Each day Mujeres Creando’s “Women Seeking Justice” program receives five denunciations of women from all kinds of backgrounds that suffer sexual and domestic violence. On June 6, 2011, a couple requested their support. In a brutal fight, the husband pulled out a piece of his wife’s nose with a bite because he was jealous.

Mujeres Creando uses street symbolic acts, creative chants, graffiti (“I am not the woman of your dreams, I am the woman of my dreams”) or street marches for challenging and protesting not only the institutional modes that reproduce injustice, but also the hegemonic habits of everyday life that reinforce symbolic violence on various highly interrelated levels (race, gender, class and sexual orientation).  In its headquarters, “The Virgin of the Desires”, a colorful house where the collective and individual collude to build new paths for women, they also challenge politicians, intellectuals, and UN and international donor representatives who are invited to participate in its famous radio program “Barricadas” at its “Radio Desire” station. Maria Galindo wrote about Ex- President Gonzalez Sanchez de Lozada, “If Goni had a uterus, abortion would be privatized and capitalized”.  After 15 years ago of the so called neoliberal era in Bolivia and in a process of social change, she writes in her great article, There is Nothing more Similar Between a Right and Left Machista, “If Evo would get pregnant abortion would be nationalized and constitutionalized.” As the march continued, a woman sitting on a bench was reading out loud a red brochure given by Mujeres Creando entitled, “the Horrific Hymn to the Mother”, to a group of three men. Local and French TV cameras and journalists were following the march as well.
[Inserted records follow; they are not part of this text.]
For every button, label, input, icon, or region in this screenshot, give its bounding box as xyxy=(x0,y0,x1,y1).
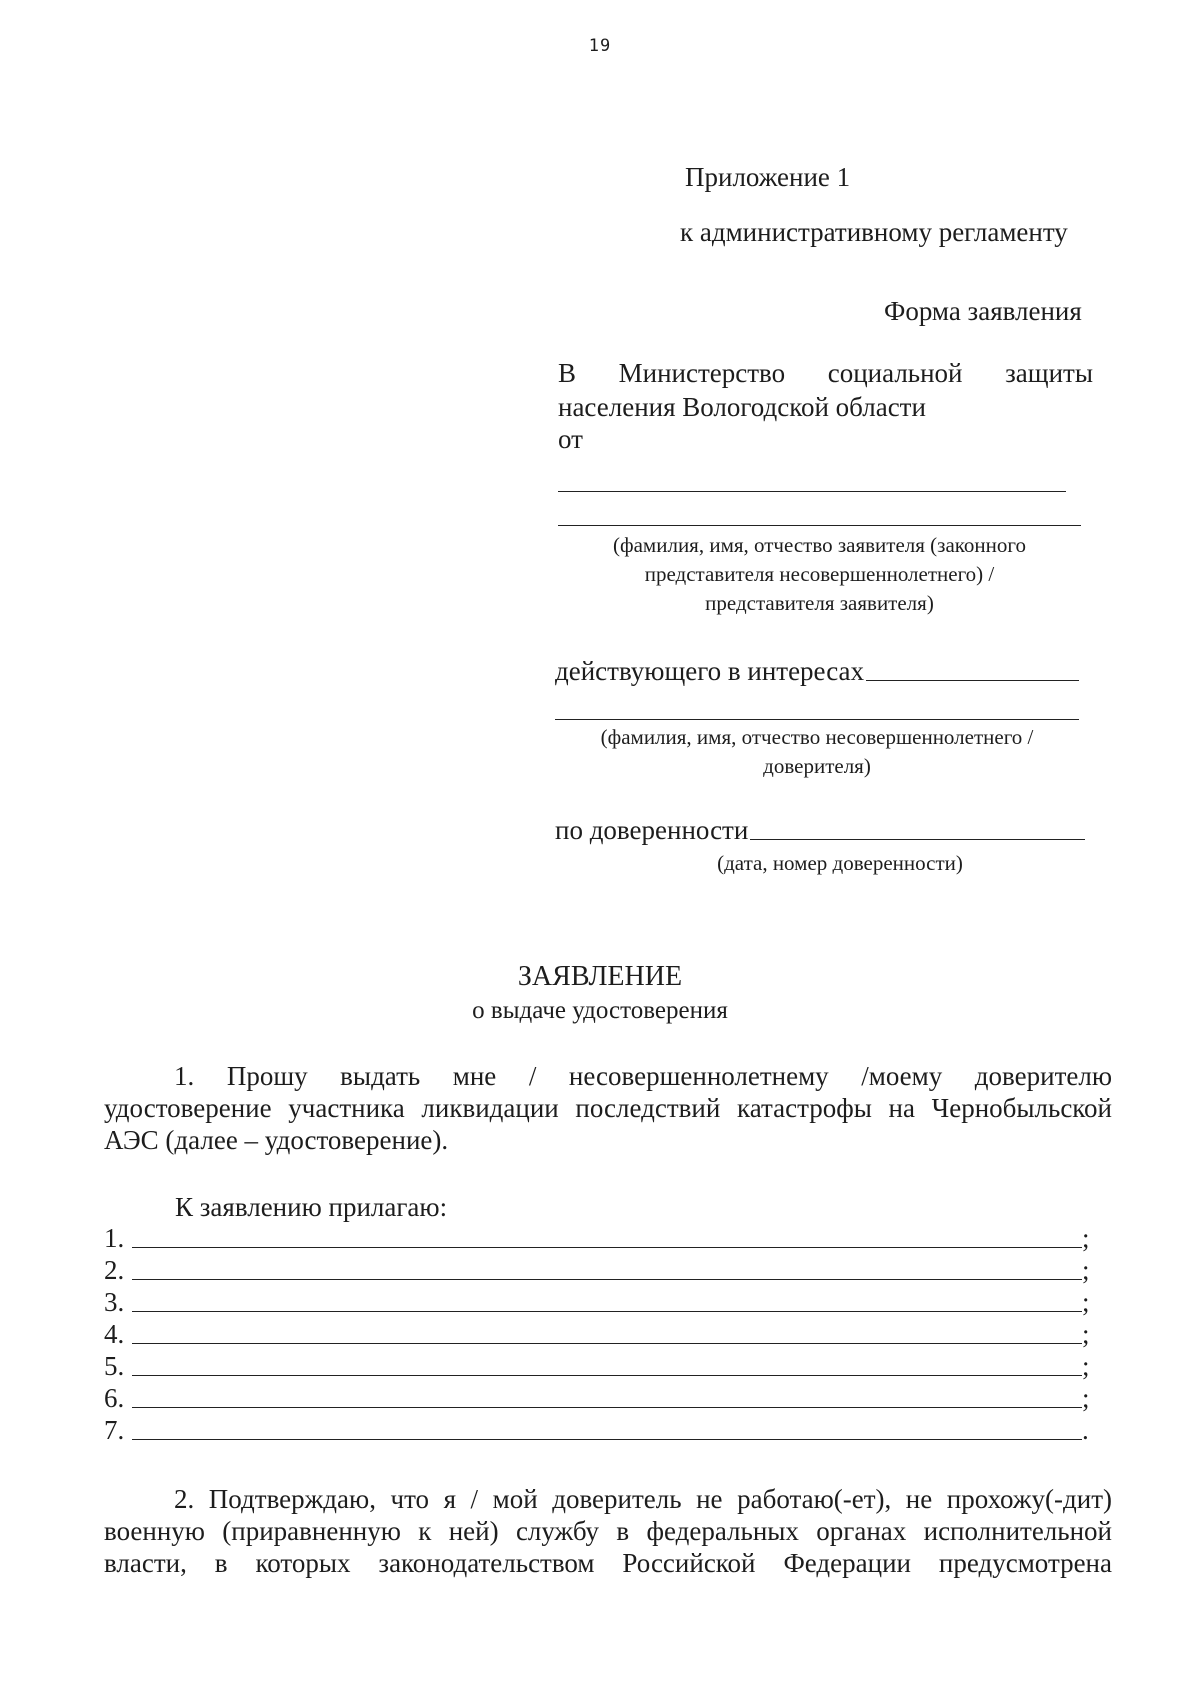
attachment-end-mark: ; xyxy=(1082,1319,1090,1349)
addressee-word: В xyxy=(558,358,577,388)
attachment-row xyxy=(104,1222,1094,1254)
power-of-attorney-row xyxy=(555,813,1085,847)
attachment-end-mark: ; xyxy=(1082,1383,1090,1413)
attachment-field[interactable] xyxy=(132,1375,1082,1376)
caption-line: (фамилия, имя, отчество заявителя (законного xyxy=(613,533,1026,557)
applicant-name-field-2[interactable] xyxy=(558,525,1081,526)
attachment-number: 3. xyxy=(104,1287,125,1317)
attachment-field[interactable] xyxy=(132,1247,1082,1248)
form-title: Форма заявления xyxy=(884,296,1082,326)
attachment-number: 1. xyxy=(104,1223,125,1253)
power-of-attorney-caption: (дата, номер доверенности) xyxy=(717,851,963,875)
applicant-name-field-1[interactable] xyxy=(558,491,1066,492)
caption-line: (фамилия, имя, отчество несовершеннолетнего / xyxy=(600,725,1034,749)
attachment-end-mark: . xyxy=(1082,1415,1089,1445)
caption-line: доверителя) xyxy=(763,754,871,778)
paragraph-line: 2. Подтверждаю, что я / мой доверитель не работаю(-ет), не прохожу(-дит) xyxy=(174,1484,1112,1514)
page-number: 19 xyxy=(588,36,612,56)
attachment-end-mark: ; xyxy=(1082,1223,1090,1253)
attachment-number: 6. xyxy=(104,1383,125,1413)
paragraph-line: АЭС (далее – удостоверение). xyxy=(104,1125,449,1155)
paragraph-2 xyxy=(104,1483,1112,1579)
attachment-number: 5. xyxy=(104,1351,125,1381)
paragraph-line: военную (приравненную к ней) службу в федеральных органах исполнительной xyxy=(104,1516,1112,1546)
attachment-end-mark: ; xyxy=(1082,1351,1090,1381)
caption-line: представителя несовершеннолетнего) / xyxy=(644,562,995,586)
appendix-label: Приложение 1 xyxy=(685,162,851,192)
statement-subtitle: о выдаче удостоверения xyxy=(472,997,728,1024)
attachment-end-mark: ; xyxy=(1082,1255,1090,1285)
attachment-row xyxy=(104,1286,1094,1318)
addressee-word: социальной xyxy=(827,358,963,388)
attachment-field[interactable] xyxy=(132,1311,1082,1312)
paragraph-line: 1. Прошу выдать мне / несовершеннолетнему /моему доверителю xyxy=(174,1061,1112,1091)
attachment-row xyxy=(104,1382,1094,1414)
power-of-attorney-label: по доверенности xyxy=(555,815,749,845)
attachment-field[interactable] xyxy=(132,1439,1082,1440)
caption-line: представителя заявителя) xyxy=(705,591,934,615)
attachment-end-mark: ; xyxy=(1082,1287,1090,1317)
appendix-to-regulation: к административному регламенту xyxy=(680,217,1068,247)
paragraph-1 xyxy=(104,1060,1112,1156)
addressee-word: защиты xyxy=(1005,358,1093,388)
minor-caption xyxy=(555,723,1079,781)
power-of-attorney-field[interactable] xyxy=(750,839,1085,840)
paragraph-line: удостоверение участника ликвидации последствий катастрофы на Чернобыльской xyxy=(104,1093,1112,1123)
applicant-caption xyxy=(558,531,1081,618)
addressee-line-2: населения Вологодской области xyxy=(558,392,926,422)
attachments-label: К заявлению прилагаю: xyxy=(175,1192,448,1222)
addressee-line-1 xyxy=(558,356,1093,390)
acting-in-interests-row xyxy=(555,654,1079,688)
minor-name-field[interactable] xyxy=(555,719,1079,720)
attachment-row xyxy=(104,1350,1094,1382)
acting-in-interests-field[interactable] xyxy=(866,680,1079,681)
attachment-field[interactable] xyxy=(132,1279,1082,1280)
attachment-row xyxy=(104,1414,1094,1446)
attachment-row xyxy=(104,1318,1094,1350)
statement-title: ЗАЯВЛЕНИЕ xyxy=(517,961,683,992)
attachments-list xyxy=(104,1222,1094,1446)
attachment-number: 2. xyxy=(104,1255,125,1285)
addressee-word: Министерство xyxy=(618,358,786,388)
attachment-number: 4. xyxy=(104,1319,125,1349)
attachment-field[interactable] xyxy=(132,1343,1082,1344)
acting-in-interests-label: действующего в интересах xyxy=(555,656,865,686)
attachment-number: 7. xyxy=(104,1415,125,1445)
from-label: от xyxy=(558,424,583,454)
attachment-row xyxy=(104,1254,1094,1286)
paragraph-line: власти, в которых законодательством Российской Федерации предусмотрена xyxy=(104,1548,1112,1578)
attachment-field[interactable] xyxy=(132,1407,1082,1408)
For the conservative Bolivian society, the irreverent messages from the paper figures and the symbolic blood on the ground was too much; however, they could not resist having a comment, an opinion, a look at each message on the paper figures. People did not resist reading Mujeres Creando red brochure. People were observing them with an ambivalent expression of admiration and rejection.  “Que no sepa coser, que no sepa planchar, que sepa usar la escoba para ir a volar” (“I do not want to know how to sew; I do not want to know how iron; I want to know to use the broom to fly”). The march finally reached the Plaza del Estudiante. A young boy passed near me, walking with his mother.  With big round eyes he watched Mario Galindo and heard the chants; he asked his mother, “what does it mean?”  With a fast pace and without turning her head at the march, the mother just said “freedom, it means freedom”.

Note: AJWS has been accompanying Mujeres Creando’s efforts.  Currently, Mujeres Creando is a cultural and political phenomenon in Bolivia.  Its work and political art have received many distinctions and it has been exhibited at the Pompidou Art Museum in Paris and the Queen Sofia Museum in Spain among many others, but most importantly its political art is displayed on daily basis on the walls and busy streets of La Paz.